El crimen organizado —dice David— no se mete con los periodistas, excepto cuando se alinean con un bando en pugna o afectan sus intereses económicos. Esto último sucedió con sus reportajes: dejaron ver los pormenores de un negocio con ventas de más de cien mil pesos diarios, con ganancias similares o superiores a las obtenidas por los narcomenudistas en Polanco o el corredor Roma-Condesa, donde quizá podrían ser detenidos; en CU no, ahí actúan protegidos por la palabra “autonomía”. “Están conscientes de que la policía no puede entrar a la Universidad, de que nadie puede hacerles nada en ese lugar. Para poner un ejemplo: la última vez que la procuraduría local quiso detener a unas personas dentro de Ciudad Universitaria, hubo tiros, los policías salieron corriendo, los estudiantes los persiguieron, quemaron un paradero del Metrobús. Por eso, las autoridades federales y de la Ciudad de México no se meten, la UNAM tampoco hace nada, y alguien —para no hablar de cárteles— está sacando provecho de esa situación, las pruebas están a la vista”, comenta el reportero.
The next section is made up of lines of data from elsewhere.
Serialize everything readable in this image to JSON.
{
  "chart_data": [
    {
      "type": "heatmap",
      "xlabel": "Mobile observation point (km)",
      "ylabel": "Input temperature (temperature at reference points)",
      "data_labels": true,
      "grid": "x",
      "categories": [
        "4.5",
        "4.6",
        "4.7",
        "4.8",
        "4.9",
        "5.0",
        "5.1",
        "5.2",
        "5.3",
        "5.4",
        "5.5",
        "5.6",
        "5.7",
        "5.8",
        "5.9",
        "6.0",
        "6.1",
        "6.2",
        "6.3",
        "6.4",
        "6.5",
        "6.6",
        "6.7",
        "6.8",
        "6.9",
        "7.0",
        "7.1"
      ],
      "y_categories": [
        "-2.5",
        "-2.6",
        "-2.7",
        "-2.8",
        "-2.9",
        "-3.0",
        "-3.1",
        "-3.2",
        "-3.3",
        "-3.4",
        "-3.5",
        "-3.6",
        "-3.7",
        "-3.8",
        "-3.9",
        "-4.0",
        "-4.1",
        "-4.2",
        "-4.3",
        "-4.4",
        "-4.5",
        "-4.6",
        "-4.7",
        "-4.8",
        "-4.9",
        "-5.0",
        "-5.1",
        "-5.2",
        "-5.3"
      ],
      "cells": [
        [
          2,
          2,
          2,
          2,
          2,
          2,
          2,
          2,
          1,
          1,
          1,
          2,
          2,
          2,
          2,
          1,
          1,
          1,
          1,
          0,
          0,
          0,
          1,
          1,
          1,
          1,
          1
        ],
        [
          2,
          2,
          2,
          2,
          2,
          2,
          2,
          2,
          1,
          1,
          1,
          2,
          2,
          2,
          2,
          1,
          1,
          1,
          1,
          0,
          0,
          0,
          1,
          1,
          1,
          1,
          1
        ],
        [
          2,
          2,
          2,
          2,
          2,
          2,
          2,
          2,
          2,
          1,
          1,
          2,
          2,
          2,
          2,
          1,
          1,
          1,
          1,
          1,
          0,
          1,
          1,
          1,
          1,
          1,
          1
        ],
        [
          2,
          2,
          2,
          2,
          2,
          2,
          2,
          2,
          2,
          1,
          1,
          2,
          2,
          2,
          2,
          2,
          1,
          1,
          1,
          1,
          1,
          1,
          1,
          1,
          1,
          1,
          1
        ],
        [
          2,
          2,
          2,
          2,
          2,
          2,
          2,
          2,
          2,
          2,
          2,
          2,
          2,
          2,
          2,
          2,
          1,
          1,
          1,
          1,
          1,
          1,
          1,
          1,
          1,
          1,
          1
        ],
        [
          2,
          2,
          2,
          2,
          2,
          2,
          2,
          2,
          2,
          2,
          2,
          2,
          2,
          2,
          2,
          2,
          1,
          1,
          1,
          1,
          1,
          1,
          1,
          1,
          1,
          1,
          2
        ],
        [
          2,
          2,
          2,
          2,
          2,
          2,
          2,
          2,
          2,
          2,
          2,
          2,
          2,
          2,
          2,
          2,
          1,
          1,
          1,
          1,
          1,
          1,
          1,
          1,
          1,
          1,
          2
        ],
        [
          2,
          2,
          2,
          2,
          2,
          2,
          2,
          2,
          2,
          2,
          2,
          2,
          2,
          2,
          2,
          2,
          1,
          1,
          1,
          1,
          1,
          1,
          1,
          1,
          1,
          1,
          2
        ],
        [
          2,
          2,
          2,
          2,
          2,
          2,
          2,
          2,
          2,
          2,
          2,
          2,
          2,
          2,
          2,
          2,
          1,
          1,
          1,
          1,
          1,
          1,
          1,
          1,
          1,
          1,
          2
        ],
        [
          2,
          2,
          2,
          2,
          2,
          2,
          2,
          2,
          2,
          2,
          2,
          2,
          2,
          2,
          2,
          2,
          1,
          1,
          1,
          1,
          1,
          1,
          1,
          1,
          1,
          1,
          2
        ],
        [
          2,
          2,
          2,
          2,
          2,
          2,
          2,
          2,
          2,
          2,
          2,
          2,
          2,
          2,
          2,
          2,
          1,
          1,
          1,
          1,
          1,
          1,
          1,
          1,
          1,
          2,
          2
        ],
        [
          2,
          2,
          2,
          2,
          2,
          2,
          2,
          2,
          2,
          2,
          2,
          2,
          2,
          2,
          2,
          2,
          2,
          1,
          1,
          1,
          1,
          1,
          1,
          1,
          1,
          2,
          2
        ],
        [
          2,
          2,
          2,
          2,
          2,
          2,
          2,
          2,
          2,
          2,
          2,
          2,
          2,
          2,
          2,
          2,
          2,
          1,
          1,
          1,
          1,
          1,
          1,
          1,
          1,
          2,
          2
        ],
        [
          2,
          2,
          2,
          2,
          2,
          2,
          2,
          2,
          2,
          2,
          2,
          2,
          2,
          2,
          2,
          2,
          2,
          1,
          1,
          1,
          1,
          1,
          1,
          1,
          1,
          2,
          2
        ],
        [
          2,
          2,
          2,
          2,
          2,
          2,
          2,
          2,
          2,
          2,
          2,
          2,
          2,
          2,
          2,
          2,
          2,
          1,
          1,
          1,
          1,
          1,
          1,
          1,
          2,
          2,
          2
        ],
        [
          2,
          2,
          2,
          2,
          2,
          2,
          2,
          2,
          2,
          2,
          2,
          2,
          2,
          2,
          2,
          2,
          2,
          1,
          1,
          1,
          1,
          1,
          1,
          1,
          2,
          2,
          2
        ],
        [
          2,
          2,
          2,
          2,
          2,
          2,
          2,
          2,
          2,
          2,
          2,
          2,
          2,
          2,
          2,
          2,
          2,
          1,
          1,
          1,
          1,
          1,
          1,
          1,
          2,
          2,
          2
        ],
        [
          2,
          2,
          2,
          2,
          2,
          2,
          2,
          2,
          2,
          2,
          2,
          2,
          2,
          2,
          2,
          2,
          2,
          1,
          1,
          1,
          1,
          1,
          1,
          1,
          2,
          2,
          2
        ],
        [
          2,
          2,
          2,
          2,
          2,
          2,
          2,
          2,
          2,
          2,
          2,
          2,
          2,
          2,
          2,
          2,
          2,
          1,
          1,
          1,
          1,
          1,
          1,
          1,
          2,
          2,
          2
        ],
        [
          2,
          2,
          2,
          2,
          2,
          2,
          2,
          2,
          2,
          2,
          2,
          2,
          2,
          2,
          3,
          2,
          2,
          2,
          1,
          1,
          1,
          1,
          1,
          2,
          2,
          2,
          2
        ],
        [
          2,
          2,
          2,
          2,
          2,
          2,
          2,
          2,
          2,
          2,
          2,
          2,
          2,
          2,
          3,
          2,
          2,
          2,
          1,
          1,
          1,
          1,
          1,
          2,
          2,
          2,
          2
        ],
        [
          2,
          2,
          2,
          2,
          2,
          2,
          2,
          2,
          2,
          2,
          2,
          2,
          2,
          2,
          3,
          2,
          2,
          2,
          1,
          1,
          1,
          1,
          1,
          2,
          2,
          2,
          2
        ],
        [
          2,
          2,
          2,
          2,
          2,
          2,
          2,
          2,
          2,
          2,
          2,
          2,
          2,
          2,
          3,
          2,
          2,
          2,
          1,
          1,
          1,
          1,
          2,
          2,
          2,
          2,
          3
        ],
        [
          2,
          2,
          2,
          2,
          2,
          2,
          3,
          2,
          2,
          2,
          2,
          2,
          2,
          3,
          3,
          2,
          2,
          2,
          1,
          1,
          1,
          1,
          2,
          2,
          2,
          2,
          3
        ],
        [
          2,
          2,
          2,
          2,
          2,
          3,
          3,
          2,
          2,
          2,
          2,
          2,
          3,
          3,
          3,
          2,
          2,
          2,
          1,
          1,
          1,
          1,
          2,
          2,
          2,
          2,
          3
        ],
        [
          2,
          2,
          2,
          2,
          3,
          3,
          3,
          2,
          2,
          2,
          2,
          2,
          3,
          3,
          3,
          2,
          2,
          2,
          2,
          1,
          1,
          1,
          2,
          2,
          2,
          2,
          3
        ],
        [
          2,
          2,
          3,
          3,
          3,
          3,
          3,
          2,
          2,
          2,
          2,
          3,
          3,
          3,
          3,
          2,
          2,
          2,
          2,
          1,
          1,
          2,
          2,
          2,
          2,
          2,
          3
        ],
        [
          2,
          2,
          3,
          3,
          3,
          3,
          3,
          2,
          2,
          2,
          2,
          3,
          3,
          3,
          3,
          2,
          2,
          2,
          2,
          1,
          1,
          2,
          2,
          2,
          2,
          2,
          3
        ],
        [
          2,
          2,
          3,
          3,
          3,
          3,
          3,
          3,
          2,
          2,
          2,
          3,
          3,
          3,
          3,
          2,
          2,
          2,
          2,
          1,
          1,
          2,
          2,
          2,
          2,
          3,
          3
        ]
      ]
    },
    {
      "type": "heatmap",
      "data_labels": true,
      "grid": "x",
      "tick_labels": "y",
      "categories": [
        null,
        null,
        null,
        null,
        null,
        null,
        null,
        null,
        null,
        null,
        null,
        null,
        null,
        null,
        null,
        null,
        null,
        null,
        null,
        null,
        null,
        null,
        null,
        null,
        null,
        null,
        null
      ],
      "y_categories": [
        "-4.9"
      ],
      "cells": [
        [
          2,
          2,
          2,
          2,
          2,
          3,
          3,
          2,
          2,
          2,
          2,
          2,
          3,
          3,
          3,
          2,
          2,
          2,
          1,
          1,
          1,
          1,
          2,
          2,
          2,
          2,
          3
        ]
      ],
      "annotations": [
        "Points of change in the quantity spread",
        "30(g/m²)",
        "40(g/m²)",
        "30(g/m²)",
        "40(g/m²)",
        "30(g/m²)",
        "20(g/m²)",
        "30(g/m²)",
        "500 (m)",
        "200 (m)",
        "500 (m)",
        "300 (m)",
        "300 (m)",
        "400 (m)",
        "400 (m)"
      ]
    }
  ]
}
“El caso de David Fuentes muestra la vulnerabilidad de los periodistas, y de la población…”

La autonomía es la coartada perfecta para la impunidad; en los campus de la UNAM se venden drogas, se agrede a estudiantes, ocurren muertes sospechosas o se expolian instalaciones como el auditorio Justo Sierra, bautizado Che Guevara en 1966 y ocupado desde hace 17 años por grupos de activistas “de izquierda”.

Fuentes comenta el comunicado que envió la UNAM después de hacerse públicas las amenazas en su contra, en el cual se habla de la detención de trece distribuidores y vendedores de estupefacientes “fuera de las instalaciones de la institución”, dentro no se ha molestado a ninguno, cuando ahí es donde está el negocio. Pero ya lo sabemos: la autonomía es sagrada.

 

Agrupaciones de periodistas

En medio del ambiente enrarecido por la violencia contra comunicadores, ninguna agrupación gremial se ha puesto en contacto con David; él tampoco se ha acercado a ellas. “La verdad —comenta— estoy en desacuerdo con varias de esas organizaciones. En primera porque no te ayudan en nada: ¿qué puede hacer, por ejemplo, Artículo 19? ¿Sacar un comunicado y difundirlo entre el gremio, entre los que ya conocen esta situación, entre los medios que los apoyan? En segunda, tengo la sensación de que si no estás en su círculo no te toman en cuenta, no te llaman. No sé si alguna vez me han buscado, pero no tengo llamadas de esas agrupaciones en mi teléfono, tampoco un correo o un mensaje en las redes sociales.

“Por otra parte, ¿cómo van a ayudar en un suceso que se hizo público, que fue tendencia en las redes sociales? La verdad, no sé qué tanto puedan aportar en este asunto, más allá de un pronunciamiento. Eso a mí de qué me sirve”.

El caso de David Fuentes muestra la vulnerabilidad de los periodistas, y de la población en general, en un país donde se cruzan tantos intereses —económicos, políticos, gremiales, etc. — y nadie asume su responsabilidad en la defensa del derecho a la seguridad, y a la información.

 

 

*José Luis Martínez S. es periodista. Director del suplemento cultural Laberinto, del periódico Milenio.